Looks a lot to hack, but this is the easy bit
The big trouble with the gameplay though is that at some point towards the end of Act 4 (in fact I can pinpoint the exact moment this happens, in a room called "CaveStash") the difficulty skyrockets, and goes from "fun" to "what the f*** does this all mean?!". Up until here the puzzles stayed on the right side of challenging, as well as giving at least a little explanation on any obscure coding terms, but from this moment on it's like Double Fine only wanted programmers to be able to see the final act of their game. Hacking suddenly throws you a load of a code-gibberish with only unhelpful hints from your fairy, and worse expects you to remember it all. The game then stops being a quirky adventure and becomes uninstall-bait.
Still, as per usual with Double Fine we have to mention the writing as it's their trademark high standard. It's very fun, with the interplay between Alice and her mad fairy companion being a highlight although the cowardly invisible wizard and the spoiled-child-like villain Christo are also cool. There's no voice acting but that's fine as all the dialogue is done in a mock-Zelda chat-box style that usually ends up really funny. However it must be said that the story itself is pretty lacklustre, and Double Fine only seem vaguely interested in it. Most people expected to get the beginning with the final release, but nope, Act 1 is still missing so there's little introduction and either way you never get a handle on the world or are convinced by it.

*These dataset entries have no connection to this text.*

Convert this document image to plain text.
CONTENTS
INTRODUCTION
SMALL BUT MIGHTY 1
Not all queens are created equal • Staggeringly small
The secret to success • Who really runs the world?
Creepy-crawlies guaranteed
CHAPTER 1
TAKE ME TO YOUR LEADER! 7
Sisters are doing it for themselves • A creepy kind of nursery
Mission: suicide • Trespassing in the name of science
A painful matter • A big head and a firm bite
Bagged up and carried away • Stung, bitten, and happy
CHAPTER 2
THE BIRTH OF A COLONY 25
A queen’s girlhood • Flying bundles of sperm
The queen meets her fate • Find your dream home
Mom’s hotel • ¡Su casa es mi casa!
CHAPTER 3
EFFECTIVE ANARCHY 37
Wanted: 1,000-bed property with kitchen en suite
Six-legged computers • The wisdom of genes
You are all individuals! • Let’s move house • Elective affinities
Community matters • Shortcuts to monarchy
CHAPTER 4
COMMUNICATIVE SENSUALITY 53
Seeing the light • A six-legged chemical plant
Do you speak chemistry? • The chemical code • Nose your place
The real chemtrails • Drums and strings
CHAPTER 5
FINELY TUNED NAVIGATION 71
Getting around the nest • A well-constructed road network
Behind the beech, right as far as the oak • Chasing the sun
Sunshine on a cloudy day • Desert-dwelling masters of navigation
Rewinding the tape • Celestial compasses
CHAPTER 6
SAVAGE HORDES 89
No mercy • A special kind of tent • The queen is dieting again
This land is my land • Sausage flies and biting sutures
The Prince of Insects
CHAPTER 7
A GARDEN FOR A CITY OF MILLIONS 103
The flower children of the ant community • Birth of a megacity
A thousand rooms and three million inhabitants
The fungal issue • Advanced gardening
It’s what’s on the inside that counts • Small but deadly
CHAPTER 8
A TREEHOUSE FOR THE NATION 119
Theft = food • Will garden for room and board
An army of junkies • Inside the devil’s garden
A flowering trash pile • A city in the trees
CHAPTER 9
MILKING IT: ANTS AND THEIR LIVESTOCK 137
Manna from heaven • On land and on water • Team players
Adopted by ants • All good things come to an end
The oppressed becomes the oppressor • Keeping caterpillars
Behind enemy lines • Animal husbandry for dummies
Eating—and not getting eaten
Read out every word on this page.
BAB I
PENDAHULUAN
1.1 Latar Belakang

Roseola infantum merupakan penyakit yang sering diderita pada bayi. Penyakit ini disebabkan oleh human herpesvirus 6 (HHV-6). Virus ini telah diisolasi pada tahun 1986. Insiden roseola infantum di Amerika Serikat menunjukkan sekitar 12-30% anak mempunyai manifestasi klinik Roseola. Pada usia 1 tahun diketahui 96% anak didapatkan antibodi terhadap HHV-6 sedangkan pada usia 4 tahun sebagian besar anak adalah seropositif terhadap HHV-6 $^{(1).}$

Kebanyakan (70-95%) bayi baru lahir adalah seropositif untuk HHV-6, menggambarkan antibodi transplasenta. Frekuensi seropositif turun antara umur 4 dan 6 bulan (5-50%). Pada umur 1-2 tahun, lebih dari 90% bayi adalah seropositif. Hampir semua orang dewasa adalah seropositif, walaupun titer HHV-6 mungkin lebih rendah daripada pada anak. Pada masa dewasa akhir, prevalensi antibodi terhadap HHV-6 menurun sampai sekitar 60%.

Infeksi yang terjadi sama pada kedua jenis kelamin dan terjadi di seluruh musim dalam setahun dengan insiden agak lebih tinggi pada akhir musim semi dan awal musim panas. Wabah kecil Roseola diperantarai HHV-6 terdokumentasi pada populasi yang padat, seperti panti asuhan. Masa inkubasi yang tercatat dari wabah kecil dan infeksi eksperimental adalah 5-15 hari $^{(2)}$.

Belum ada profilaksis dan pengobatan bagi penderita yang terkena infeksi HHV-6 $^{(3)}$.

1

Here's the precise point where my brain began to explode
Unfortunately it's that world that proves Hack 'N' Slash's biggest failure. It is, frankly, boring. It has little to no personality, there's very few things to find, only a few notable locations, and little sense of direction. Exploring either the overworld (or the few locations like the wizard's dungeons) is boring as hell, as poor layout, the lack of a map, simple unattractive looks and the constant need to retrace your steps flattens any charm the game had. It's even annoying to just walk around, as it's very easy to fall off ledges or into water and there are plenty of obstacles that simply get in your way rather than offer a challenge. Oh, and I don't believe the game's finished yet either, unless those signposts are meant to be blank.
HACK 'N' SLASH VERDICT
I’m sorry to do this to you Double Fine as I love you dearly, but Hack ‘N’ Slash is the worst game you’ve made. A wonderful idea, with lovely dialogue, a clever coding system, and some cute puzzles, but unfortunately it clearly couldn’t be given as much time as the idea deserved. The world is barren, boring and frustrating to get around, the story barely presents itself, and the code puzzles get far too obtuse and un-fun round about the middle of Act 4. Furthermore it also doesn’t feel like it’s changed much in the four months since the game went on Early Access (why did you bother?), and it’s only about five hours long, which in itself isn’t a problem but combined with everything else kind of is - especially as it’s the third most expensive Double Fine game on Steam. I’m sorry guys, but Hack ‘N’ Slash needs a bit more time in the programming oven.